Le geste de Peillon est en tout cas une rupture. Il est contraire aux usages. Est-il pour autant illégitime ? Qui a "piégé" qui ? Quel qu'ait été l'ordre des prises de paroles et des préséances, cette émission était de toutes manières conçue comme valorisante pour Besson, portraituré seul en préambule (ma biographie, ma famille, mon antiracisme viscéral, mon enfance au Maroc, mes blessures intimes, mes plaies ouvertes, etc), avant d'affronter successivement les deux serre-livres de gauche et d'extrême-droite (n'ayant pas droit, eux, à leur quart d'heure de moi-moi-moi, et réduits au statut de contradicteurs, donc de faire-valoir). De ce dispositif, Besson devait sortir dans la position du réaliste mais humain.

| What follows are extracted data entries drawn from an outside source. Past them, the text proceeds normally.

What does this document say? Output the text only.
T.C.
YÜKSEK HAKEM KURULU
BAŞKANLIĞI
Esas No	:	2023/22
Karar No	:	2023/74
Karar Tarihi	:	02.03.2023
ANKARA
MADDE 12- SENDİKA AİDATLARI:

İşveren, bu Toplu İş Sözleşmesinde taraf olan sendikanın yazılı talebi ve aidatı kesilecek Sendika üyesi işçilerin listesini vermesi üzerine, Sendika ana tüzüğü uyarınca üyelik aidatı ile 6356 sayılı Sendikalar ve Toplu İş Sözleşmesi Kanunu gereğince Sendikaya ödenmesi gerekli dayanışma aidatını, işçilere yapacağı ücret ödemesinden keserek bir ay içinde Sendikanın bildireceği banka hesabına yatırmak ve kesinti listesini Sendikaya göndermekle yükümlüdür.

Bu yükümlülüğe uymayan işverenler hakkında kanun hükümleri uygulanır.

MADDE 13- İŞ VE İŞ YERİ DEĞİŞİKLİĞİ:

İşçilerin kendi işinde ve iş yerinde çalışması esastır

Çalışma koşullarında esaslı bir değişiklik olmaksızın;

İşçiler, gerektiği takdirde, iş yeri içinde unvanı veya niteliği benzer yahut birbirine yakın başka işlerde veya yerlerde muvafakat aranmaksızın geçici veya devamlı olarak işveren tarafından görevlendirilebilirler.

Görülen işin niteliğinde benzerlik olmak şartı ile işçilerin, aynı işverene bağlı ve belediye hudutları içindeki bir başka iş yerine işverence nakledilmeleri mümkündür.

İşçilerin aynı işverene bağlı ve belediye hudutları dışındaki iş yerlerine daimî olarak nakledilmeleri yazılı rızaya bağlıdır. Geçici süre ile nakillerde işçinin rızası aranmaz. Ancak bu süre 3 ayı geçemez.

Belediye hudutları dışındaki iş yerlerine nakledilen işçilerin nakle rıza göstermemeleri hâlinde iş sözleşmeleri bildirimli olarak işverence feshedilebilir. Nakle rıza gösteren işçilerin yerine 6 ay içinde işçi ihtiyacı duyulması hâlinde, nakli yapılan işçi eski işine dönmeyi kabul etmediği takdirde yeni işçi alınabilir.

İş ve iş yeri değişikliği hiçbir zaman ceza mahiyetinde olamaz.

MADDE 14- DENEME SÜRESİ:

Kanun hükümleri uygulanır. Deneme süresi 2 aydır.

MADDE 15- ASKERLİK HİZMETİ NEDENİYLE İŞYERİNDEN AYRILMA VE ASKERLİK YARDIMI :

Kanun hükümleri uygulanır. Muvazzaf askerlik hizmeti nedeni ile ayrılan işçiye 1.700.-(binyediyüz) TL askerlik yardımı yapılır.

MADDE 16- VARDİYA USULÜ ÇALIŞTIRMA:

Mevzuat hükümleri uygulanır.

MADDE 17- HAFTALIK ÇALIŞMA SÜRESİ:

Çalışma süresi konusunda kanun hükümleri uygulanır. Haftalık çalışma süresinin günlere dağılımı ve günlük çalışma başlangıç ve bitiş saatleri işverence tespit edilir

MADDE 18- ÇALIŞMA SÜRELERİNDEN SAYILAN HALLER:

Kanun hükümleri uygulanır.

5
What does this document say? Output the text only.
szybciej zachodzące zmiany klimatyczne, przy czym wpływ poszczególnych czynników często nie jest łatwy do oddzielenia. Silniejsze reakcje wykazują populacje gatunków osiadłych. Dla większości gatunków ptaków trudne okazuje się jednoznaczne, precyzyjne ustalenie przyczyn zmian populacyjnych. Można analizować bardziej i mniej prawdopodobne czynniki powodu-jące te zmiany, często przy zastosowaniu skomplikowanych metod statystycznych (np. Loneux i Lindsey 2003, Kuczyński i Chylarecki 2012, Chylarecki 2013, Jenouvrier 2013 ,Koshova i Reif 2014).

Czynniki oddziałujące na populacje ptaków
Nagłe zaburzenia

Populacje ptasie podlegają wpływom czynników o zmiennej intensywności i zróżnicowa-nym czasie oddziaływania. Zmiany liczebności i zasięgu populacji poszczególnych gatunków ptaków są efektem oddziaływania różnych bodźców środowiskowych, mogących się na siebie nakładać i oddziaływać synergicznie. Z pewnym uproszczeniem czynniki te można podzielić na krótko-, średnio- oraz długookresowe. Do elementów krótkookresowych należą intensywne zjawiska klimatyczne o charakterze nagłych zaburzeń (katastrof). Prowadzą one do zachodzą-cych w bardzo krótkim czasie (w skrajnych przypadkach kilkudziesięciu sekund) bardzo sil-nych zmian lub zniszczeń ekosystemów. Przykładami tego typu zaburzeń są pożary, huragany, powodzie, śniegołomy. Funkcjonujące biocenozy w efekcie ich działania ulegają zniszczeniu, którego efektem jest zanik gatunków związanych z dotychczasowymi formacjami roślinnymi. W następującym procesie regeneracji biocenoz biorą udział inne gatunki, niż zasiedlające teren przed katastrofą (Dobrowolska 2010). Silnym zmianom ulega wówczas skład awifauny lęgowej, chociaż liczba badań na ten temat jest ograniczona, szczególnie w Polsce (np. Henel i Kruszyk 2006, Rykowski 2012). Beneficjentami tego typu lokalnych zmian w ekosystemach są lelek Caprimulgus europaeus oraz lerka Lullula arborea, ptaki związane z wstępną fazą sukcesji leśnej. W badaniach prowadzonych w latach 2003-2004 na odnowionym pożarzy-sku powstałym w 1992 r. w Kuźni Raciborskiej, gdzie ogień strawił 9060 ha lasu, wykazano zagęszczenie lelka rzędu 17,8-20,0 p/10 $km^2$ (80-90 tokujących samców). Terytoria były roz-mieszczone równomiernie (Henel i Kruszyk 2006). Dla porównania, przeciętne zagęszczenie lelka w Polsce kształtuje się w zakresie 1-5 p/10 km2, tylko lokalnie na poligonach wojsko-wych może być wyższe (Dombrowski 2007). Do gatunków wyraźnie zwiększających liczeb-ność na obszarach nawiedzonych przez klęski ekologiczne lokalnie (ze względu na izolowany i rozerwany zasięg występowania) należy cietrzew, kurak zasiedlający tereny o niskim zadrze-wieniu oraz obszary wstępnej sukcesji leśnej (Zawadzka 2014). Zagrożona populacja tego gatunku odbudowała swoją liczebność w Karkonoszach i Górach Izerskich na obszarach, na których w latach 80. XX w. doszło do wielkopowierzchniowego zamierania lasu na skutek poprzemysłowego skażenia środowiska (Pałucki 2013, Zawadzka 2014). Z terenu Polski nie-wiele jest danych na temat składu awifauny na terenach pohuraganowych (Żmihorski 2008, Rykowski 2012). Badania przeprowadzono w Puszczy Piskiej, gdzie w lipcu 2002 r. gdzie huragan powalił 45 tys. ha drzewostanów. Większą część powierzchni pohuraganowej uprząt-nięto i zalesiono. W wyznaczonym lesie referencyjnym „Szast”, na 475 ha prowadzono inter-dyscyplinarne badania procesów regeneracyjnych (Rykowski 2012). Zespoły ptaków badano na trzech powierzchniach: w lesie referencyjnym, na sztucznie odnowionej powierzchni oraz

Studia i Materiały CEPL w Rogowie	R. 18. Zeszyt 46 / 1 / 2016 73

Même détaillé aimablement aux participants au téléphone, ce dispositif en lui-même était un piège (sans parler du principe de consacrer une émission entière au fumigène de Besson).

Une chose est certaine en tout cas : entre Saint-Cricq et Peillon, l'un des deux ment. C'est peut-être ce qui surprendra le plus nos jeunes @sinautes. Ces gens mentent. Bienvenue dans l'univers enchanté des rapports du premier et du quatrième pouvoir ! Ce n'est d'ailleurs pas d'hier. Après l'heure de gloire de Besson, France 2 offrait à Jospin un hommage posthume de son vivant. Tout a été dit sur cette émission, y compris son dispositif, là encore particulier : Jospin y avait seul la parole. Pas un seul contradicteur. Jospin assure n'avoir nullement demandé ce traitement de faveur. On le croit sur...parole. Dans l'émission ainsi construite, il pouvait donc assurer tranquillement avoir abjuré le trotskisme dès son entrée au PS, ou peu s'en faut, et n'avoir pas joué double jeu pendant des années. Là encore, le glorieux service public ne nous laissait pas d'autre choix que de le croire sur parole.